Wednesday, August 27, 2008

A Break From Democratic Convention Coverage: Presidential Campaign Ads From the 50's and 60's

It is interesting to look back at presidential campaign ads when television was in its infancy. The top two ads on this posting show an advertisement for Adlai Stevenson in 1952 and for Eisenhower in 1952. Stylistically, they resemble advertising jingles for products. They contain little information. They seem to be mostly good old fashioned pep cheers.
By 1960, television had become a part of millions more homes than it had been in 1952, when it was an expensive luxury item. The percentage of homes with TV had shot from 34 % to 87% from 1952 to 1960. The third ad in this posting is a JFK advertisement from his successful 1960 run against Richard Nixon. Allthough the ad still has the pep rally approach, it advances the argument that Kennedy is both youthful and experienced. The ad further addresses the reservations many voters had about Kennedy's Roman Catholic faith in the course of the same jingle. It is interesting that the advertisement displayed African American voters at a time when many citizens of colour were legally disenfranchised and still struggling to outlaw segregation.

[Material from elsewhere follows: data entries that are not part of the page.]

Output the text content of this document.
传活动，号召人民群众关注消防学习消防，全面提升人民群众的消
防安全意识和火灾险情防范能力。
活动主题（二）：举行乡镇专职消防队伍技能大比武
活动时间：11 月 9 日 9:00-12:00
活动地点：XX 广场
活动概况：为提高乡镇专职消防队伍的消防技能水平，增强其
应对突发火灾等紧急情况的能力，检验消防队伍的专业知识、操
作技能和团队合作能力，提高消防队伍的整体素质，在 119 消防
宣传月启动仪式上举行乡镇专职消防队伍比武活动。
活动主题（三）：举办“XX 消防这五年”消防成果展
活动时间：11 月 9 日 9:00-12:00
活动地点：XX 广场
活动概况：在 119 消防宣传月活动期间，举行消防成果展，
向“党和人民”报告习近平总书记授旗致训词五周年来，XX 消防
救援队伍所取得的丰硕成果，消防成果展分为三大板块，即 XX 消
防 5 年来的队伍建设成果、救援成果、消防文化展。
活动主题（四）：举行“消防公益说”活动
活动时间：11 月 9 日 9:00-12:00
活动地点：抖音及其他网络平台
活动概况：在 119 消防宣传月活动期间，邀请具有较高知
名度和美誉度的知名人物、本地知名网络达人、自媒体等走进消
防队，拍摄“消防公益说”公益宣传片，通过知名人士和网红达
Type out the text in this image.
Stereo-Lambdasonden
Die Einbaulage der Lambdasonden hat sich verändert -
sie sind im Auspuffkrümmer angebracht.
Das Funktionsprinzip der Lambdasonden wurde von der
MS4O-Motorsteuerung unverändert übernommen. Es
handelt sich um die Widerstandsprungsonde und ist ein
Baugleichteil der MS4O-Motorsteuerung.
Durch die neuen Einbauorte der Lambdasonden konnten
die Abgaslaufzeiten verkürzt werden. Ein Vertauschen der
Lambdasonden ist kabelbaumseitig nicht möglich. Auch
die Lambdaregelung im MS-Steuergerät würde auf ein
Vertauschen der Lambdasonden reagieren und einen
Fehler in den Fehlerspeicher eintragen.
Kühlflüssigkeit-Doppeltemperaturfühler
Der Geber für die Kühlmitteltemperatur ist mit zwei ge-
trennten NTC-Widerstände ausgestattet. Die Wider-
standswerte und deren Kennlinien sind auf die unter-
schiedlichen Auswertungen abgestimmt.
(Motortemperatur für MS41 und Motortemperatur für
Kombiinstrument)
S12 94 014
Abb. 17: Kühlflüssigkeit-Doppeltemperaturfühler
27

The Lyndon Johnson "Daisy Ad" shows a little girl counting down daisy petals against the ominous backdrop of a nuclear weapon launch count down. The ad was as deceitful as it was advanced. It portrayed Republican candidate Barry Goldwater as a trigger happy mad man. It was very effective. It is ironic that Johnson, the "peace" president presided over a massive military buildup in Vietnam that was hampered by political considerations. Goldwater's slogan was "In your heart you know he's right." The Democrats countered with the slogan, "In your guts , you know he's nuts.
It is interesting to note that Goldwater makes many points in the advertisement presented here that still resonate in our times. It seems that disagreement on American military policy that existed in 1964 between the two major parties was tactical and not a matter of basic political philosophy. I do not know if the same thing could be said today.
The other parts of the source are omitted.